As for the government in Parable of the Sower, they do not have the means to help out their citizens. In a similar way there is a hierarchy for class, the very rich, the middle class just trying to get by, and the very poor that try to survive on the streets. Their society and government is crumbling pretty rapidly throughout the novel leading to many forms of corruption. According to Parable of the Sower “The street poor will be back, and they won’t love us for sicking the cops on them. It’s illegal to camp out on the street the way they do—the way they must—so the cops knock them around, rob them if they have anything worth stealing, then order them away or jail them.”. Seen here the cops are using excessive force, which we are led to believe is because of the higher crime rate. Our final example is the novel’s President,  Christopher Charles Morpeth Donner, who does not know how to appropriately address the issues occurring in his country.  He wants to create a new government, which includes eliminating laws that he finds “overly restrictive”. Minimum wage, environmental protection and worker protection laws are abolished, he continues to give more power to big companies, and lets them treat the workers however they want to. “Is that the future: Large numbers of people stuck in either President-elect Donner’s version of slavery or Richard Moss’s.”(). With all these changes it creates debt slaves, where workers are only permitted to purchase goods with company scrips and are barely paid enough to survive, putting them further and further into debt slavery. 

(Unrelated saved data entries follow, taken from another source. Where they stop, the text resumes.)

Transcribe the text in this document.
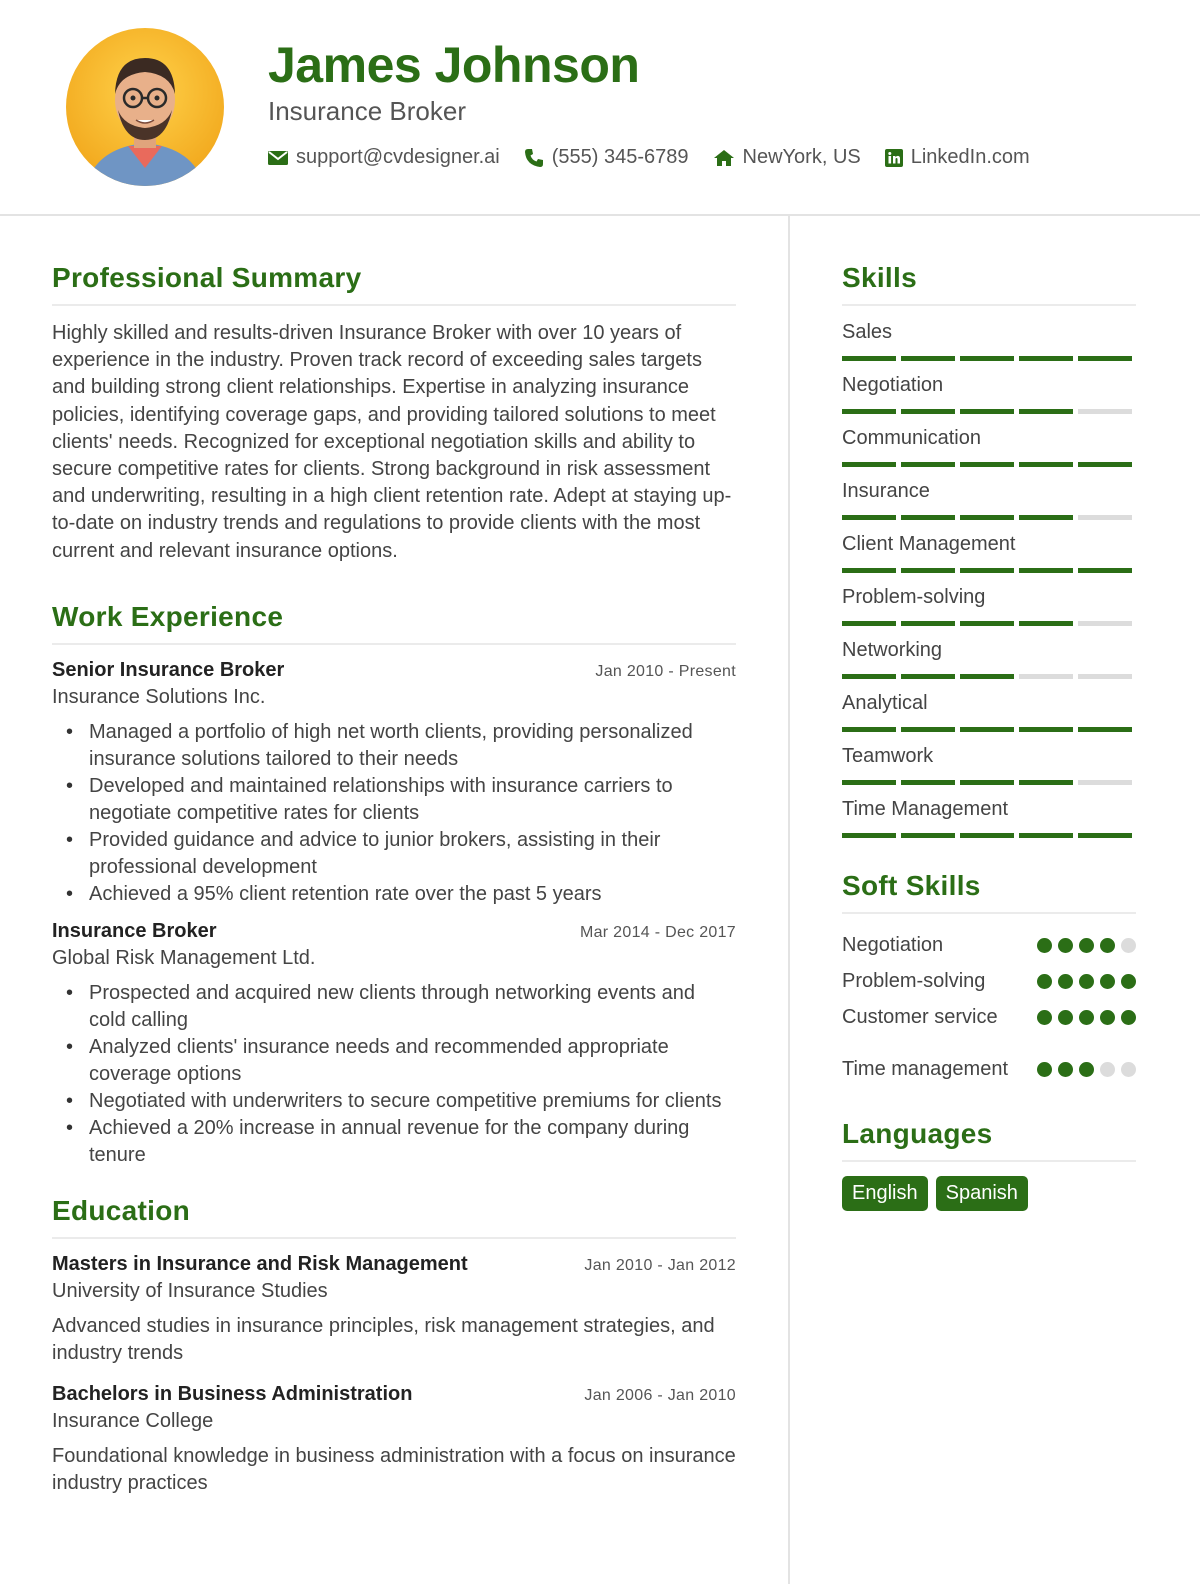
James Johnson
Insurance Broker
support@cvdesigner.ai	(555) 345-6789	NewYork, US	LinkedIn.com
Professional Summary

Highly skilled and results-driven Insurance Broker with over 10 years of experience in the industry. Proven track record of exceeding sales targets and building strong client relationships. Expertise in analyzing insurance policies, identifying coverage gaps, and providing tailored solutions to meet clients' needs. Recognized for exceptional negotiation skills and ability to secure competitive rates for clients. Strong background in risk assessment and underwriting, resulting in a high client retention rate. Adept at staying up-to-date on industry trends and regulations to provide clients with the most current and relevant insurance options.

Work Experience
Senior Insurance Broker	Jan 2010 - Present
Insurance Solutions Inc.
• Managed a portfolio of high net worth clients, providing personalized insurance solutions tailored to their needs
• Developed and maintained relationships with insurance carriers to negotiate competitive rates for clients
• Provided guidance and advice to junior brokers, assisting in their professional development
• Achieved a 95% client retention rate over the past 5 years
Insurance Broker	Mar 2014 - Dec 2017
Global Risk Management Ltd.
• Prospected and acquired new clients through networking events and cold calling
• Analyzed clients' insurance needs and recommended appropriate coverage options
• Negotiated with underwriters to secure competitive premiums for clients
• Achieved a 20% increase in annual revenue for the company during tenure
Education
Masters in Insurance and Risk Management	Jan 2010 - Jan 2012
University of Insurance Studies
Advanced studies in insurance principles, risk management strategies, and industry trends
Bachelors in Business Administration	Jan 2006 - Jan 2010
Insurance College
Foundational knowledge in business administration with a focus on insurance industry practices
Skills
Sales
Negotiation
Communication
Insurance
Client Management
Problem-solving
Networking
Analytical
Teamwork
Time Management
Soft Skills
Negotiation
Problem-solving
Customer service
Time management
Languages
English	Spanish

While reading and analyzing books like The Big Short and Parable of the Sower, I have found a new appreciation for learning. This semester has really helped me excel in ways I never knew I could. With the skills and tools I have learned from this class I am so confident in my ability to construct good writing pieces. I always had a difficult time with getting my thoughts together in a composed, organized format, but when using the course concepts and having template resources available I have impressed myself a lot with the work I have produced. It was a hard transition, going from community college to Geneseo, especially in the beginning. Finding where all my classes were, the new workload, and after the first month I thought I wouldn’t be up for the challenge. Comparably this is how Lauren Olamina felt when traveling north and needing to survive the conditions outside the wall. Over time, both me and Lauren, conquered these challenges. With the help of this class, I made positive changes in my day-day schedule and time management,  really proud of the work I was presenting and enjoying the process. It was the 180° I needed on my attitude to really start to feel prepared and like I belonged in the Geneseo classes. This course definitely was an essential part of helping me transition smoothly into the Geneseo curriculum, and has given me the chance to reflect upon how my learning and outlook have changed over time.